As the title of the post suggests, this week I will discuss a geometric intuition for Markov's inequality, which for a nonnegative random variable, $X$, states
$$
P(X \geq a) \leq E[X]/a.
$$
This is a simple result in basic probability that still felt surprising every time I used it... until very recently. (Warning: Basic measure theoretic probability lies ahead. These notes look like they provide sufficient background if this post is confusing and you are sufficiently motivated!)

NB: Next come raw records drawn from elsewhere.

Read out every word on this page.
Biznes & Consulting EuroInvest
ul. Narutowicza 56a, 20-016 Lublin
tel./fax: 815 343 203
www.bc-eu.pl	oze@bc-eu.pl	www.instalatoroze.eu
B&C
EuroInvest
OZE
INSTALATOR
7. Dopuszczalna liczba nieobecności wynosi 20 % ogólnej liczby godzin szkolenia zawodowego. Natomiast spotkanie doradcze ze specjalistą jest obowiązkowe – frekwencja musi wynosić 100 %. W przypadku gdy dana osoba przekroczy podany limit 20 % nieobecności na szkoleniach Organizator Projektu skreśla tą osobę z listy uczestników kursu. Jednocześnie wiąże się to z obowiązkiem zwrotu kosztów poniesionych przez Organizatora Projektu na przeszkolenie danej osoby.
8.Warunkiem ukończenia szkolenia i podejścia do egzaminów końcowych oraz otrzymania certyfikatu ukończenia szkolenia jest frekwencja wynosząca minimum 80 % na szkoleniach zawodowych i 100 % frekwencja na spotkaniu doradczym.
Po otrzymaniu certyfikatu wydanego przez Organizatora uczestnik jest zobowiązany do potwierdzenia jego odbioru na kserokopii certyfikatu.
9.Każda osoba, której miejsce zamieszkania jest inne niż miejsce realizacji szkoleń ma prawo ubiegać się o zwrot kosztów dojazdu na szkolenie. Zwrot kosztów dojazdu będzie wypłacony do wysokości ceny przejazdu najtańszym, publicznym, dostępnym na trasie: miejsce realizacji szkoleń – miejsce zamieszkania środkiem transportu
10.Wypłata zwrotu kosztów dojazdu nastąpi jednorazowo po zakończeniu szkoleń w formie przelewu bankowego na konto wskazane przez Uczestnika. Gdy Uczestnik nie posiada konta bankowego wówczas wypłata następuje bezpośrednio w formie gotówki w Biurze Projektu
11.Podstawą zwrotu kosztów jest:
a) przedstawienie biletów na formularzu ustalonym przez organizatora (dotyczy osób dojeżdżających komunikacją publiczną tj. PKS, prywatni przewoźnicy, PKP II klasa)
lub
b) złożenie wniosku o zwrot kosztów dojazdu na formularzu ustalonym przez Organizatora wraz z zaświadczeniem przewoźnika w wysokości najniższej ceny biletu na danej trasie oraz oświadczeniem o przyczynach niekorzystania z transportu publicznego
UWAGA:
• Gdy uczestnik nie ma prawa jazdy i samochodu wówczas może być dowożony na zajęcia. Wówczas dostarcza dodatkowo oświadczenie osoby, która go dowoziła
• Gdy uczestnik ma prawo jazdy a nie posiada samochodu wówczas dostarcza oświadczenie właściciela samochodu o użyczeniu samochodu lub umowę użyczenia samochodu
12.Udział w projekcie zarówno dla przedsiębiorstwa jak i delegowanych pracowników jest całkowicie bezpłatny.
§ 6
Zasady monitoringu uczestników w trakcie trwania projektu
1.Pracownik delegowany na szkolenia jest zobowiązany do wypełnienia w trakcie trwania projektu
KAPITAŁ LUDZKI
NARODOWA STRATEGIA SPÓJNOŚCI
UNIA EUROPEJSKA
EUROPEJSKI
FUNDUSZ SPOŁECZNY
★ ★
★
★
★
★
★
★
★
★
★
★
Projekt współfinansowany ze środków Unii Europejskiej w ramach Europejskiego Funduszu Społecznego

I used to get intuition for Markov's inequality from the fairly intuitive proof (or the equivalent proof with integrals),
\begin{align*}
E[X] &= \sum_x x P(x)
\\
&= \sum_{x < a} x P(x) + \sum_{x \geq a} x P(x)
\\
&\geq \sum_{x \geq a} x P(x)
\\
&\geq \sum_{x \geq a} a P(x)
\\
&= a\sum_{x \geq a} P(x)
\\
&= a P(x \geq a),
\end{align*}
which is all well and good, but I like pictures and don't feel like I have really internalized a concept unless I have a representative picture for it in my mind. The problem is then, what is the picture here? Expectations are averages, so when you look at the value of $E[X]$ it is kind of at the center of the distribution, but how is that related to the probability in the tail of the distribution?
This might be overkill, but in my mind, the key to an intuitive geometric understanding of Markov's inequality relies on a measure theoretic view of probability. What measure theoretic probability gives us in this case is a geometric perspective of expectations, from which Markov's inequality falls out immediately.
Recall that random variables are actually functions. A random variable is defined with respect to a probability triple, $(\Omega, \mathcal{F}, P)$. The function $X\colon \Omega \rightarrow \mathbb{R}$ is a random variable if it is a measurable function in the sense that the preimage $X^{-1}(A) = \{\omega \in \Omega\ |\ X(\omega) \in A\}$ is always measurable, so we can write $P(X \in A) = P(\omega \in X^{-1}(A))$.
The key is then that $E[X]$ is essentially just the area under the random variable $X$ since $E[X] = \int_\omega X(\omega) dP $. We can then understand Markov's inequality from the following (slightly simplified) picture:
The dashed line is at the height $a$, so the probability that $X$ is greater than $a$ in this case is just the length of the contiguous set of values $\omega$ that map to values of $X(\omega)$ greater than $a$ (the line segment shown in the picture). The area of the shaded box is thus $a P(X \geq a)$, which is clearly less than the entire area under $X(\omega)$. Hence $a P(X \geq a) \leq E[X]$ as desired.